3. In discussions like these, I always consider the following holy trinity:
- What users SAY they want
- What users REALLY want
- What users NEED
If one user out of 20,000 only uses printed manuals, is that justification
for printing and maintaining them? If a lot of users say "I absolutely
don't want to use online help instead of a manual" -- does that mean that
they will stop buying your product if you discontinue print manuals? Or
will they merely be annoyed? (Not that 'users being annoyed' is something
any of us should take lightly - but still, there's an important distinction
there.) Are users opposed to online as an entire medium, or have they had
bad experiences with crappy online doc before? What features of an online
doc format would appeal to them and make them want to use it?
When my dept. moved from "primarily print" to "primarily online"
documentation, we heard the expected chorus of "The Sky is Falling."
However, after educating our customer service reps and sales team on how to
use the online doc to its fullest capabilities - as well as implementing
key enhancements & features they were clamoring for -- we've won the
majority of the naysayers over. We still do produce some print doc, but
just for the "big picture" material -- all the nitty-gritty details (12,000
pages' worth) are online. That's how we get the most bang for our buck.

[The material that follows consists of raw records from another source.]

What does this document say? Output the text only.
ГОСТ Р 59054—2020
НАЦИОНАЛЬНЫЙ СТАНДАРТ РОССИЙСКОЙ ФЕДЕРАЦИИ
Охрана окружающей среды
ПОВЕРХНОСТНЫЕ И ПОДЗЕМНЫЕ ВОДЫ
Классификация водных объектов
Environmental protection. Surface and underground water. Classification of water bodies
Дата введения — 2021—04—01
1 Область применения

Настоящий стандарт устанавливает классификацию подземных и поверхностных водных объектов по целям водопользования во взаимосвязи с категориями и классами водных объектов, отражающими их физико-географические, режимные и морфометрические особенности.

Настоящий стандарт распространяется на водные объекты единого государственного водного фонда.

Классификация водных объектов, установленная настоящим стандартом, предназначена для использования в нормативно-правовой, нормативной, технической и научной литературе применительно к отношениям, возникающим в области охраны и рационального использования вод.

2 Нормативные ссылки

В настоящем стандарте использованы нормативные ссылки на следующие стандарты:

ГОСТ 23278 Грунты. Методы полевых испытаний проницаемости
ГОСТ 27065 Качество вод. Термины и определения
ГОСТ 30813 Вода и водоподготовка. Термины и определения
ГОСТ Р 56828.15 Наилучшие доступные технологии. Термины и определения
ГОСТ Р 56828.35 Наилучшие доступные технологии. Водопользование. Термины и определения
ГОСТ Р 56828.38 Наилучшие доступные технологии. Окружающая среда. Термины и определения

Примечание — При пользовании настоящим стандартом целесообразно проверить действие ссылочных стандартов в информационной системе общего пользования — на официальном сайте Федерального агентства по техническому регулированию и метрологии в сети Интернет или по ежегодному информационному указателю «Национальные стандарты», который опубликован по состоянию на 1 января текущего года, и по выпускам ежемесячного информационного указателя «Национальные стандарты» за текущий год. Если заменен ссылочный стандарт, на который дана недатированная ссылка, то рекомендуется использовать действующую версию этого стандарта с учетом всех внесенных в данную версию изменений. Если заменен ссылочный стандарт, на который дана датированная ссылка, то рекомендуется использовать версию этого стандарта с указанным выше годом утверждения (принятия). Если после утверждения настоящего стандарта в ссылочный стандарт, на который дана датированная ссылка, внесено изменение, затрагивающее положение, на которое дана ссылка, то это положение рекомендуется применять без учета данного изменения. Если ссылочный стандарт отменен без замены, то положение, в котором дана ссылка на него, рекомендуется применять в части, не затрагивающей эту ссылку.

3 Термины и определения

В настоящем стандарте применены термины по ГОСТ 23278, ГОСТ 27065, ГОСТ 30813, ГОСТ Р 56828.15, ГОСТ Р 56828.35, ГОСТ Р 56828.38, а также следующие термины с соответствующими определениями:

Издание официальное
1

So - to make a long story short - make sure you are adding value to this
discussion. Knee-jerk responses (even to ill-considered initiatives) will
endear you to no one, Management included.
FactSet Research Systems
PC Magazine gives RoboHelp Office 2002 five stars - a perfect score!

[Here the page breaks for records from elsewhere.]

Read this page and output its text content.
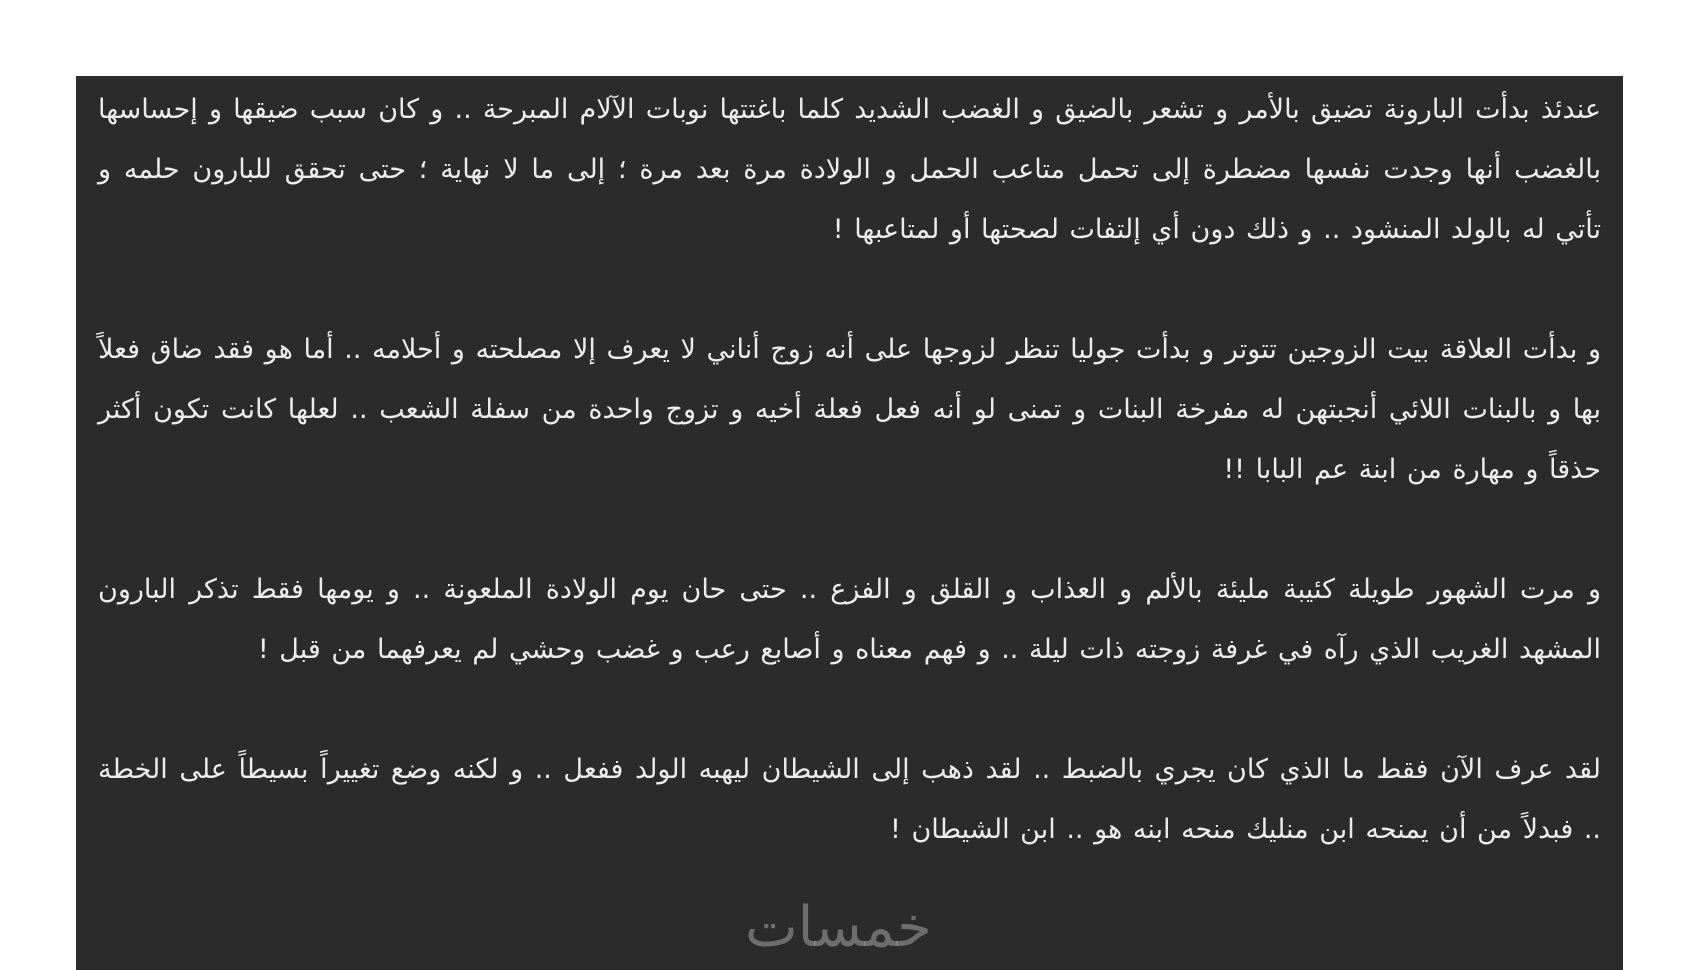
عندئذ بدأت البارونة تضيق بالأمر و تشعر بالضيق و الغضب الشديد كلما باغتتها نوبات الآلام المبرحة .. و كان سبب ضيقها و إحساسها بالغضب أنها وجدت نفسها مضطرة إلى تحمل متاعب الحمل و الولادة مرة بعد مرة ؛ إلى ما لا نهاية ؛ حتى تحقق للبارون حلمه و تأتي له بالولد المنشود .. و ذلك دون أي إلتفات لصحتها أو لمتاعبها !

و بدأت العلاقة بيت الزوجين تتوتر و بدأت جوليا تنظر لزوجها على أنه زوج أناني لا يعرف إلا مصلحته و أحلامه .. أما هو فقد ضاق فعلاً بها و بالبنات اللائي أنجبتهن له مفرخة البنات و تمنى لو أنه فعل فعلة أخيه و تزوج واحدة من سفلة الشعب .. لعلها كانت تكون أكثر حذقاً و مهارة من ابنة عم البابا !!

و مرت الشهور طويلة كئيبة مليئة بالألم و العذاب و القلق و الفزع .. حتى حان يوم الولادة الملعونة .. و يومها فقط تذكر البارون المشهد الغريب الذي رآه في غرفة زوجته ذات ليلة .. و فهم معناه و أصابع رعب و غضب وحشي لم يعرفهما من قبل !

لقد عرف الآن فقط ما الذي كان يجري بالضبط .. لقد ذهب إلى الشيطان ليهبه الولد ففعل .. و لكنه وضع تغييراً بسيطاً على الخطة .. فبدلاً من أن يمنحه ابن منليك منحه ابنه هو .. ابن الشيطان !

خمسات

"The ultimate developer's tool for designing help systems. A product
no professional help designer should be without." Check out RoboHelp at http://www.ehelp.com/techwr
You are currently subscribed to techwr-l as: archive -at- raycomm -dot- com
To unsubscribe send a blank email to leave-techwr-l-obscured -at- lists -dot- raycomm -dot- com
Send administrative questions to ejray -at- raycomm -dot- com -dot- Visit http://www.raycomm.com/techwhirl/ for more resources and info.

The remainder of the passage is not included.